SAN DIEGO — A spring breeze rustles the trees and carries the voices of two homeless men who live and sleep near 10th and Ash avenues, just off California 163. The breeze also carries a foul smell, the song of birds and the whoosh of traffic.
In the shrubbery are pieces of people's lives: a black-and-white picture of a child with a pacifier in his mouth. The writing on the back reads: "Linton, January 1975, 7 months old."
Another picture, this one of a young woman, was dedicated on Jan. 5 to "Candice. . . . You've been a great friend." A water-soaked mattress, a brown leather shoe and yellow and blue blankets lie at the bottom of a drainage ditch.
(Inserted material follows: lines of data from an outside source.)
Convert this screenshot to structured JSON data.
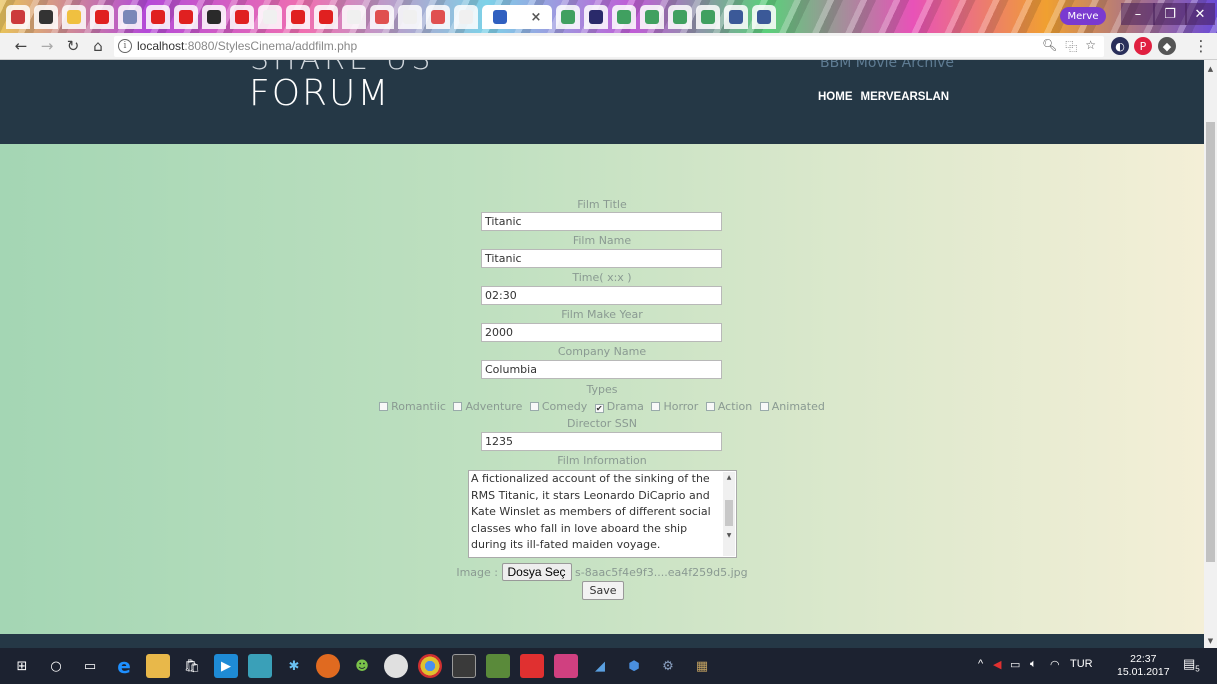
{
  "browser": {
    "url_host": "localhost",
    "url_path": ":8080/StylesCinema/addfilm.php",
    "profile_name": "Merve",
    "tab_close": "×"
  },
  "site": {
    "logo_top": "SHARE US",
    "logo": "FORUM",
    "archive_title": "BBM Movie Archive",
    "nav": [
      "HOME",
      "MERVEARSLAN"
    ]
  },
  "form": {
    "film_title_label": "Film Title",
    "film_title_value": "Titanic",
    "film_name_label": "Film Name",
    "film_name_value": "Titanic",
    "time_label": "Time( x:x )",
    "time_value": "02:30",
    "make_year_label": "Film Make Year",
    "make_year_value": "2000",
    "company_label": "Company Name",
    "company_value": "Columbia",
    "types_label": "Types",
    "types": [
      {
        "label": "Romantiic",
        "checked": false
      },
      {
        "label": "Adventure",
        "checked": false
      },
      {
        "label": "Comedy",
        "checked": false
      },
      {
        "label": "Drama",
        "checked": true
      },
      {
        "label": "Horror",
        "checked": false
      },
      {
        "label": "Action",
        "checked": false
      },
      {
        "label": "Animated",
        "checked": false
      }
    ],
    "director_label": "Director SSN",
    "director_value": "1235",
    "info_label": "Film Information",
    "info_text": "A fictionalized account of the sinking of the RMS Titanic, it stars Leonardo DiCaprio and Kate Winslet as members of different social classes who fall in love aboard the ship during its ill-fated maiden voyage.",
    "image_label": "Image :",
    "file_button": "Dosya Seç",
    "file_name": "s-8aac5f4e9f3....ea4f259d5.jpg",
    "save_button": "Save"
  },
  "taskbar": {
    "language": "TUR",
    "time": "22:37",
    "date": "15.01.2017",
    "notifications": "5"
  }
}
The area also holds ample evidence of drug activity. Amid the dry leaves and dead branches are hundreds of red, yellow, green, orange and blue balloons in which heroin is sold. There also are bottles and cups filled with water to liquefy the substance, soda bottle caps and spoons to heat it up, and syringes for injecting it.
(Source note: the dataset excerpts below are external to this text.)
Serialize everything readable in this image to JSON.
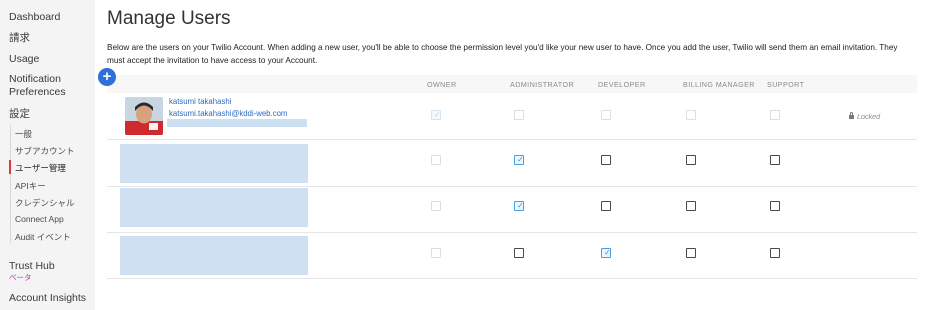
{
  "sidebar": {
    "items": [
      {
        "label": "Dashboard"
      },
      {
        "label": "請求"
      },
      {
        "label": "Usage"
      },
      {
        "label": "Notification Preferences"
      },
      {
        "label": "設定"
      },
      {
        "label": "Trust Hub"
      },
      {
        "label": "Account Insights"
      }
    ],
    "trust_hub_badge": "ベータ",
    "settings_sub": [
      {
        "label": "一般"
      },
      {
        "label": "サブアカウント"
      },
      {
        "label": "ユーザー管理"
      },
      {
        "label": "APIキー"
      },
      {
        "label": "クレデンシャル"
      },
      {
        "label": "Connect App"
      },
      {
        "label": "Audit イベント"
      }
    ],
    "active_sub": "ユーザー管理"
  },
  "main": {
    "title": "Manage Users",
    "description": "Below are the users on your Twilio Account. When adding a new user, you'll be able to choose the permission level you'd like your new user to have. Once you add the user, Twilio will send them an email invitation. They must accept the invitation to have access to your Account.",
    "add_button": "+",
    "columns": [
      "OWNER",
      "ADMINISTRATOR",
      "DEVELOPER",
      "BILLING MANAGER",
      "SUPPORT"
    ],
    "users": [
      {
        "name": "katsumi takahashi",
        "email": "katsumi.takahashi@kddi-web.com",
        "roles": {
          "owner": true,
          "administrator": false,
          "developer": false,
          "billing_manager": false,
          "support": false
        },
        "status": "Locked"
      },
      {
        "roles": {
          "owner": false,
          "administrator": true,
          "developer": false,
          "billing_manager": false,
          "support": false
        }
      },
      {
        "roles": {
          "owner": false,
          "administrator": true,
          "developer": false,
          "billing_manager": false,
          "support": false
        }
      },
      {
        "roles": {
          "owner": false,
          "administrator": false,
          "developer": true,
          "billing_manager": false,
          "support": false
        }
      }
    ]
  },
  "colors": {
    "accent": "#2f6fd6",
    "link": "#2c6dbe",
    "active_marker": "#e0343e",
    "beta": "#b03aa6",
    "redaction": "#cfe0f2"
  }
}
For people intent on shooting heroin, the California 163 right of way at 10th and Ash provides the perfect cover. Users can usually see the police before the officers can see them.
"It's safe here," said Carlos Lopez, who often goes to the area to shoot up. "If I see (police), I throw the stuff away. I don't run," he said. "Even if I run, they are going to catch me."
Lopez arrived in San Diego about 18 months ago and began using the deadly drug about six months later. A slow-talking, lanky 21-year-old, Lopez said he has been trying to kick the habit and has managed to reduce his heroin intake by about half. The area is one of many that he frequents downtown. During his year of drug use, Lopez said, he has been arrested only once.
He is just one of many who can be found at 10th and Ash.
The illegal activity goes on day and night, including areas behind the downtown Travelodge at 10th and Ash, and Denny's at 9th and Ash. Managers of both businesses said they have worked with police and Caltrans to minimize the traffic of users who trudge through the greenery.
Both said that the drug traffic seems to have diminished recently.
But, within minutes of entering the area one recent day, two officers walking the downtown beat caught a man just as he finished injecting himself with the drug. The officers' tan uniforms and quiet steps camouflaged them.
The officers, Tom Boerum and Elliott Stiasny, were standing across a drainage ditch when the man looked up. He tried to run but sat down after Stiasny ordered him to stop. When Stiasny reached him, a needle, spoon and water-filled beer bottle were at his feet.
"It seems like a safe place," sighed the 39-year-old man, as he waited in a police car for his arrest to be processed.
Before Stiasny joined the foot patrol, the area was part of his rounds in a squad car. Because the right of way is part of a busy beat, including the southern portion of Balboa Park and downtown, police officers can't concentrate manpower on just that area, said Lt. Jim Barker of the Central Division.
"That's just one of many locations throughout the city" where people shoot drugs, Barker said. "Officers go through the area as often as they can." But the frequency of forays is reduced by other, higher priority calls.
Lt. Ron Seeden said, "Someone shooting up under a tree is a lower priority than someone calling up and saying, 'A guy just put a gun to my head and stole money out of the cash register.' "
In July, 1987, a fire along the right of way prompted Caltrans to trim brush and remove dead fronds from palm trees. But there are still many places to hide, said Jim Larson, a spokesman for Caltrans. "It's not a pretty thing . . . (and) not very safe to have people so near the freeway."
Maintenance crews, he said, clean the area every two or three weeks and always find the remains of drug use.
Ruth Gasca, who became manager of the downtown Travelodge in September, 1988, said that when she started, drug users and homeless people often camped behind the motel or hung out in the parking lot.
"It's embarrassing to tell guests, 'Don't leave anything in your car that you don't want to lose,' " she said.
Some motel guests were drug users themselves, she said, leaving bloody towels and syringes behind in the rooms.
Gasca has tried to get at the problem, including complaining to the police and installing floodlights around the motel. She also discreetly checks would-be guests for tell-tale signs of heroin use, including lethargy and sores on the hands and arms.
Police have responded by coming around more often, and the floodlights discourage people from hanging around for too long, she said. But deciding whom to admit is not easy. "It could be just someone who needs a room," she said.
The measures have helped, Gasca said. On a recent weekend all the rooms were full.
Even so, the drug activity persists. The whitewashed rear walls of the motel were recently spray-painted with the words "Evil Tweak," a slang term for heroin users.
In 1989, according to the San Diego County coroner's office, 100 people died of heroin-related overdoses in the county, more than twice the number that died of cocaine and methamphetamine overdoses combined.